From about 60 to 110 meters, an area with fine sand and a mix of coral rubble constitutes the sediment (Fig. 1).

The fine sand transforms to courser sand and more coral rubble at about 110 meters to the end of the transect (Fig. 1).

Not many animals were found except for hermit crabs that were present with about 2-5% all over transect. Some occasional bivalve, chiton, pearl oyster and a juvenile scorpion fish were found (Table 1).

Sargassum spp. were abundant from about 45 meters to the end of transect (Table 1).

Between 11 and about 40 meters Halophila spp. were present (Table 1).

The presence of Halodule spp. was divided into two patches, one from about 10-45 meters and another from 110-145 meters (Table 1).

Hallimeda spp. were present from the beginning up to about 84 meters where Cymodocea spp. took over for the remaining of the transect (Table 1).

Discussion

The known seasonal changes in populations like Sargassum spp.

(Vuki et al. 1994) may have resulted in a misleading conception of the biological flora and fauna of the study. Also a tropical cyclone passed the area three weeks before the study which might have affected the outcome of the study. Further more it has been shown by Vuki et al. (1994) that the minimum density of Sargassum spp. occurs at the time of the study.

The sediments of the fringing reef system in Picnic Bay show seaward gradients of increasing mean grain size and carbonate content.

When comparing the data from Figure 1 and Table 1 tends to indicate that Sargassum spp. occurred where mud didn’t.

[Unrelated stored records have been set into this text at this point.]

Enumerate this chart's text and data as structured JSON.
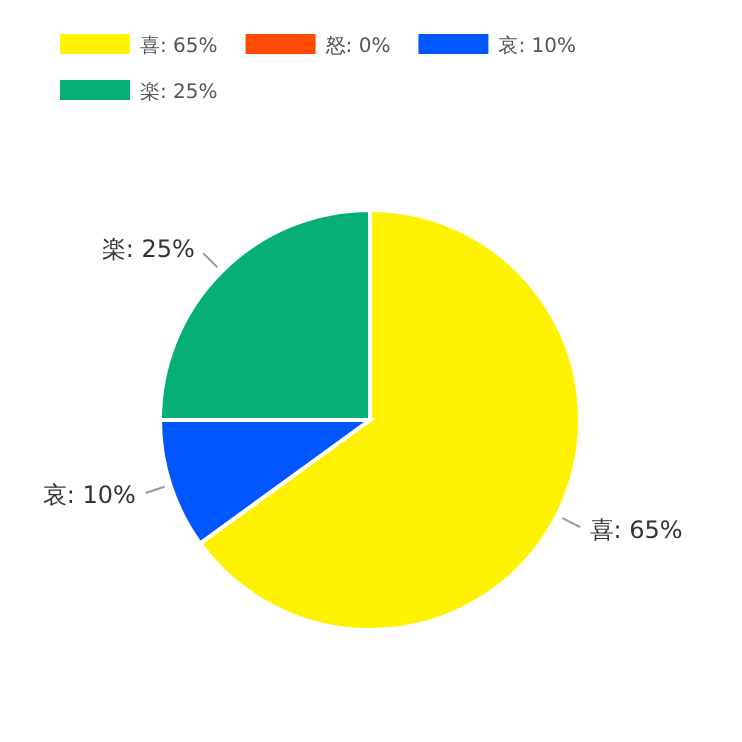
{
  "chart_data": {
    "type": "pie",
    "categories": [
      "喜: 65%",
      "怒: 0%",
      "哀: 10%",
      "楽: 25%"
    ],
    "values": [
      65,
      0,
      10,
      25
    ],
    "colors": [
      "#fff200",
      "#ff4a00",
      "#0057ff",
      "#05af77"
    ],
    "value_labels": [
      "喜: 65%",
      null,
      "哀: 10%",
      "楽: 25%"
    ],
    "legend": "top left"
  }
}
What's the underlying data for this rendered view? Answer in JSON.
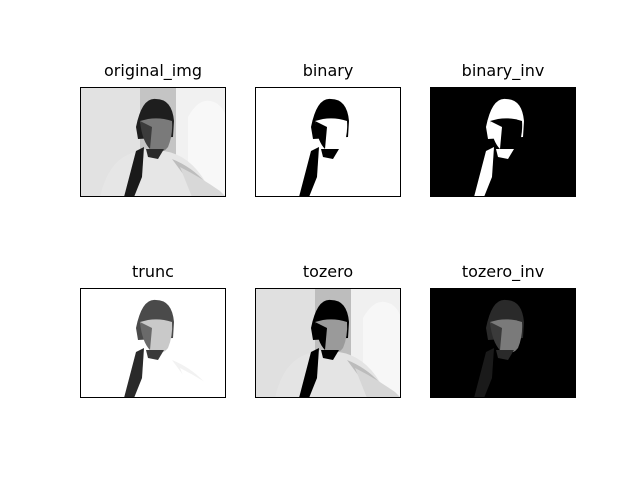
{
  "figure": {
    "panels": [
      {
        "title": "original_img",
        "style": "original"
      },
      {
        "title": "binary",
        "style": "binary"
      },
      {
        "title": "binary_inv",
        "style": "binary_inv"
      },
      {
        "title": "trunc",
        "style": "trunc"
      },
      {
        "title": "tozero",
        "style": "tozero"
      },
      {
        "title": "tozero_inv",
        "style": "tozero_inv"
      }
    ],
    "colors": {
      "background": "#ffffff",
      "frame": "#000000"
    }
  }
}
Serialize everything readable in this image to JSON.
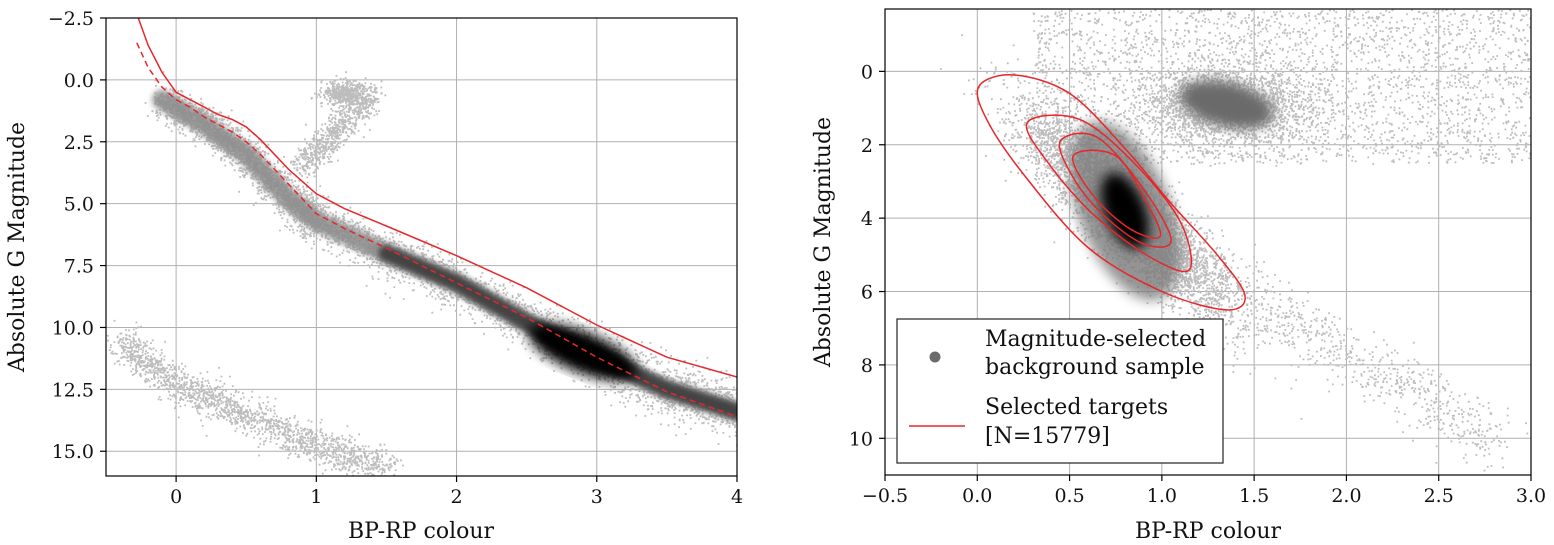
{
  "chart_data": [
    {
      "type": "scatter",
      "xlabel": "BP-RP colour",
      "ylabel": "Absolute G Magnitude",
      "xlim": [
        -0.5,
        4.0
      ],
      "ylim": [
        16.0,
        -2.5
      ],
      "y_inverted": true,
      "grid": true,
      "xticks": [
        0,
        1,
        2,
        3,
        4
      ],
      "xtick_labels": [
        "0",
        "1",
        "2",
        "3",
        "4"
      ],
      "yticks": [
        -2.5,
        0.0,
        2.5,
        5.0,
        7.5,
        10.0,
        12.5,
        15.0
      ],
      "ytick_labels": [
        "−2.5",
        "0.0",
        "2.5",
        "5.0",
        "7.5",
        "10.0",
        "12.5",
        "15.0"
      ],
      "density": {
        "colormap": "gray",
        "main_sequence": [
          [
            -0.1,
            0.8
          ],
          [
            0.2,
            1.8
          ],
          [
            0.5,
            3.0
          ],
          [
            0.8,
            4.8
          ],
          [
            1.0,
            5.7
          ],
          [
            1.5,
            7.0
          ],
          [
            2.0,
            8.2
          ],
          [
            2.5,
            9.8
          ],
          [
            3.0,
            11.2
          ],
          [
            3.5,
            12.5
          ],
          [
            4.0,
            13.4
          ]
        ],
        "peak": [
          2.9,
          11.0
        ],
        "white_dwarf_sequence": [
          [
            -0.4,
            10.5
          ],
          [
            0.0,
            12.3
          ],
          [
            0.5,
            13.5
          ],
          [
            1.0,
            14.8
          ],
          [
            1.5,
            15.6
          ]
        ],
        "red_clump": [
          1.2,
          0.5
        ]
      },
      "series": [
        {
          "line": "solid",
          "color": "#e8262a",
          "x": [
            -0.27,
            -0.2,
            -0.1,
            0.0,
            0.1,
            0.2,
            0.3,
            0.4,
            0.5,
            0.6,
            0.7,
            0.8,
            0.9,
            1.0,
            1.2,
            1.5,
            2.0,
            2.5,
            3.0,
            3.5,
            4.0
          ],
          "y": [
            -2.5,
            -1.4,
            -0.3,
            0.5,
            0.8,
            1.1,
            1.4,
            1.6,
            1.9,
            2.4,
            3.0,
            3.6,
            4.1,
            4.6,
            5.2,
            5.9,
            7.1,
            8.4,
            9.9,
            11.2,
            12.0
          ]
        },
        {
          "line": "dashed",
          "color": "#e8262a",
          "x": [
            -0.28,
            -0.2,
            -0.1,
            0.0,
            0.1,
            0.2,
            0.3,
            0.4,
            0.5,
            0.6,
            0.7,
            0.8,
            0.9,
            1.0,
            1.2,
            1.5,
            2.0,
            2.5,
            3.0,
            3.5,
            4.0
          ],
          "y": [
            -1.5,
            -0.5,
            0.3,
            0.8,
            1.1,
            1.5,
            1.8,
            2.1,
            2.5,
            3.0,
            3.6,
            4.2,
            4.8,
            5.4,
            6.0,
            6.8,
            8.2,
            9.6,
            11.2,
            12.6,
            13.6
          ]
        }
      ]
    },
    {
      "type": "scatter",
      "xlabel": "BP-RP colour",
      "ylabel": "Absolute G Magnitude",
      "xlim": [
        -0.5,
        3.0
      ],
      "ylim": [
        11.0,
        -1.7
      ],
      "y_inverted": true,
      "grid": true,
      "xticks": [
        -0.5,
        0.0,
        0.5,
        1.0,
        1.5,
        2.0,
        2.5,
        3.0
      ],
      "xtick_labels": [
        "−0.5",
        "0.0",
        "0.5",
        "1.0",
        "1.5",
        "2.0",
        "2.5",
        "3.0"
      ],
      "yticks": [
        0,
        2,
        4,
        6,
        8,
        10
      ],
      "ytick_labels": [
        "0",
        "2",
        "4",
        "6",
        "8",
        "10"
      ],
      "density": {
        "colormap": "gray",
        "peak": [
          0.8,
          3.8
        ],
        "red_clump": [
          1.35,
          0.9
        ]
      },
      "contours": {
        "color": "#e8262a",
        "levels": [
          [
            [
              0.01,
              0.4
            ],
            [
              0.2,
              0.1
            ],
            [
              0.5,
              0.6
            ],
            [
              0.8,
              2.1
            ],
            [
              1.05,
              3.6
            ],
            [
              1.3,
              5.0
            ],
            [
              1.45,
              6.1
            ],
            [
              1.35,
              6.5
            ],
            [
              1.0,
              6.0
            ],
            [
              0.6,
              4.8
            ],
            [
              0.25,
              2.8
            ],
            [
              0.05,
              1.3
            ]
          ],
          [
            [
              0.27,
              1.4
            ],
            [
              0.55,
              1.3
            ],
            [
              0.85,
              2.5
            ],
            [
              1.1,
              4.1
            ],
            [
              1.15,
              5.4
            ],
            [
              0.95,
              5.1
            ],
            [
              0.65,
              4.0
            ],
            [
              0.4,
              2.6
            ]
          ],
          [
            [
              0.45,
              1.9
            ],
            [
              0.65,
              1.8
            ],
            [
              0.9,
              3.2
            ],
            [
              1.05,
              4.6
            ],
            [
              0.9,
              4.7
            ],
            [
              0.68,
              3.9
            ],
            [
              0.52,
              2.9
            ]
          ],
          [
            [
              0.52,
              2.3
            ],
            [
              0.75,
              2.3
            ],
            [
              0.92,
              3.6
            ],
            [
              0.99,
              4.5
            ],
            [
              0.83,
              4.3
            ],
            [
              0.63,
              3.4
            ]
          ]
        ]
      },
      "legend": {
        "placement": "lower-left",
        "entries": [
          {
            "marker": "dot",
            "color": "#6b6b6b",
            "label_lines": [
              "Magnitude-selected",
              "background sample"
            ]
          },
          {
            "marker": "line",
            "color": "#e8262a",
            "label_lines": [
              "Selected targets",
              "[N=15779]"
            ]
          }
        ]
      }
    }
  ]
}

Halophila and Halimeda spp. are found from the beginning of the transect up to about 80 meters, when Cymodacea spp. becomes more abundant for the rest of the transect. This can be due to that Halophila and Halimeda spp. favours fine grained sediment while Cymodacea spp. favours course grained sediment.

The data also tend to indicate that hermit crabs are not dependent on a particular type of substratum.

The study was biased in the way that estimates of percentages of flora and fauna were conducted and it was made harder due to the water went turbid very easily.The last third of the transect was not conducted in a satisfactory way due to this fact.